Safety engineering is a field that focuses on preventing accidents and reducing opportunities for human error in engineered environments or engineering design. It can be applied to many disciplines, including aerospace, manufacturing, public works, and product design. Some projects apply security engineering principles to existing products or within completed environments to improve security and ensure code compliance. Others design features into the system engineering that make security an integral consideration from the outset.

Most engineering work is done within a framework of guiding specifications and codes. These guidelines develop as engineers and users discover what works and what doesn’t. Both small-scale product designs and large-scale transportation infrastructure projects apply safety engineering principles based on learning from initial development through use. Testing and modeling a product under development can provide clues as to what needs improvement. While reliability engineering will determine the likelihood that a product or system itself could fail, safety engineering can identify hazards or hazards to intended users.

Learning from mistakes can bring tough lessons when health and safety are involved. While major accidents and disasters such as plane crashes, industrial fires, medical equipment malfunctions, and bridge collapses are bound to happen, safety engineering professionals use these cases to study what went wrong. Using the lessons learned in these cases has led to the continued development of safety engineering. When preventive measures are identified, products and systems can be improved and risks reduced before accidents occur. Documenting test failures and successes can help engineers of all disciplines improve overall safety.

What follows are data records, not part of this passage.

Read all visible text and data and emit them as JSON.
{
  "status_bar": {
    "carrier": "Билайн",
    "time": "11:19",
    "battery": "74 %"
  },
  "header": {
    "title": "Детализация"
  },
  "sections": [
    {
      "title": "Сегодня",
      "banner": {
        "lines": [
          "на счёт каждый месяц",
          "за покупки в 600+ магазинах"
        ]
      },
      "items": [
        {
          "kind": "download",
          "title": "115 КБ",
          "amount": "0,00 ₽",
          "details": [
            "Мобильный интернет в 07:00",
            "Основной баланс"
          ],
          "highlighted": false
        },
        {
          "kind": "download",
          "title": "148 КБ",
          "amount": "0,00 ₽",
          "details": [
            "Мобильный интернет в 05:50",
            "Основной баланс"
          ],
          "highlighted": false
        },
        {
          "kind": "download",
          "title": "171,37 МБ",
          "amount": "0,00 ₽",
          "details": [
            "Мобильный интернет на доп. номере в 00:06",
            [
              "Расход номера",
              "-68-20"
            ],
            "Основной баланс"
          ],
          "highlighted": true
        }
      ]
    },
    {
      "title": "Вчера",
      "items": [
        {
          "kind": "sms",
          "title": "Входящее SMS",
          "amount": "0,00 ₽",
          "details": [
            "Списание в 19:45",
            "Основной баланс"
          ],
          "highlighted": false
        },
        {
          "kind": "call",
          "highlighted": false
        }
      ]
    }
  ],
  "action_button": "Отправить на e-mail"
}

Compliance is typically a complementary concern of security engineering. If a dangerous or unsafe practice is discovered in an industrial process, for example, a safety engineer may be tasked with reviewing and updating procedures and educating employees on how to do their jobs more safely. Measurement of compliance can take the form of monitoring injuries and equipment or workflow failures. Making changes while monitoring and enforcing compliance can also be part of security engineering. This role can be complicated by the need to follow government, industry and corporate specifications and standards.

The opportunities for safety engineers are many. Working with an engineering or industrial company as a safety engineering manager is an option. Consulting as a contractor for companies looking to improve their safety record is also a possibility. Insurance companies may employ security specialists to consult on risk assessment and potential costs before providing insurance coverage. Assuming as little risk as possible is generally easier when safety is designed and opportunities for human error are minimized.